Everything about John T Scopes totally explained
John Thomas Scopes (
August 3,
1900 –
October 21,
1970), a
teacher in
Dayton, Tennessee, was charged on
May 25,
1925 with violating
Tennessee's
Butler Act, which prohibited the teaching of
evolution in Tennessee schools. He was in court in a case known as the
Scopes Trial.
Scopes was born and raised in
Paducah, Kentucky, but as a teenager attended
Danville High School in
Danville, Illinois (Danville High was also the first school he taught at shortly before he moved to Dayton). Scopes was a member of the class of 1919 in
Salem, Illinois, which is also
William Jennings Bryan's home town. After he'd gained a law degree at the University of Kentucky in 1924, Scopes moved to Dayton where he took a job as the
Rhea County High School's
football coach, and occasionally filled in as substitute teacher when regular members of staff were off work.
Scopes' involvement in the so-called Monkey Trial came about after the
American Civil Liberties Union (ACLU) announced that it would finance a test case challenging the
constitutionality of the Butler Act if they could find a Tennessee teacher willing to act as a defendant.
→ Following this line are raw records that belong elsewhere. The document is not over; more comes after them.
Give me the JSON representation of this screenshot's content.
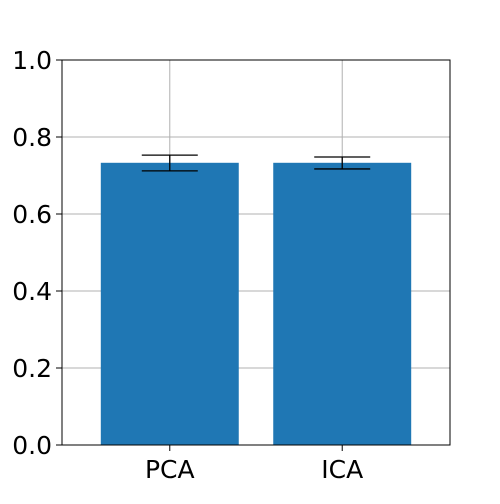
{
  "chart_data": {
    "type": "bar",
    "categories": [
      "PCA",
      "ICA"
    ],
    "values": [
      0.733,
      0.733
    ],
    "errors": [
      {
        "low": 0.712,
        "high": 0.753
      },
      {
        "low": 0.717,
        "high": 0.748
      }
    ],
    "title": "",
    "xlabel": "",
    "ylabel": "",
    "ylim": [
      0,
      1.0
    ],
    "yticks": [
      "0.0",
      "0.2",
      "0.4",
      "0.6",
      "0.8",
      "1.0"
    ],
    "grid": true,
    "bar_color": "#1f77b4",
    "error_color": "#000000",
    "grid_color": "#b0b0b0"
  }
}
A group of businessmen in Dayton, Tennessee, led by engineer and geologist
George Rappleyea, saw this as an opportunity to get publicity for their town and approached Scopes. Rappleyea pointed out that while the
Butler Act prohibited the teaching of human evolution, the state required teachers to use the assigned textbook, Hunter's
Civic Biology (1914), which included a chapter on evolution. Rappleyea argued that teachers were essentially required to break the law. When asked about the test case Scopes was initially reluctant to get involved, but after some discussion he told the group gathered in Robinson's Drugstore, "If you can prove that I've taught evolution and that I can qualify as a defendant, then I'll be willing to stand trial." (Scopes, p. 60)
By the time the trial had begun, the
defense team included
Clarence Darrow,
Dudley Field Malone, John Neal,
Arthur Garfield Hays and Frank McElwee. The prosecution team, led by
Tom Stewart, included brothers Herbert and Sue Hicks, Wallace Haggard, and father and son pairings Ben and J. Gordon McKenzie and
William Jennings Bryan and William Jennings Bryan Jr. Bryan had spoken at Scopes' high school commencement and remembered the defendant laughing while he was giving the address to the graduating class six years earlier.
The case ended with a questionable
guilty
verdict, and Scopes was fined $100, which Bryan and the ACLU offered to pay. The case was appealed to the Tennessee Supreme Court. In a 3-1 decision written by Chief Justice
Grafton Green the Butler Act was held to be
constitutional, but overturned Scopes' conviction on a
technicality: the judge had set the fine instead of the jury. The Butler Act remained until 1967 when it was repealed by the Tennessee legislature.
Scopes may have actually been innocent of the crime to which his name is inexorably linked. After the trial Scopes admitted to reporter
William Kinsey Hutchinson "I didn't violate the law," explaining he'd skipped the evolution lesson and his lawyers had coached his students to go on the stand; the Dayton businessmen had assumed he'd violated the law. Hutchinson didn't file his story until after the Scopes appeal was decided in 1927. Scopes also admitted the truth to the wife of the
Universalist minister Charles Francis Potter.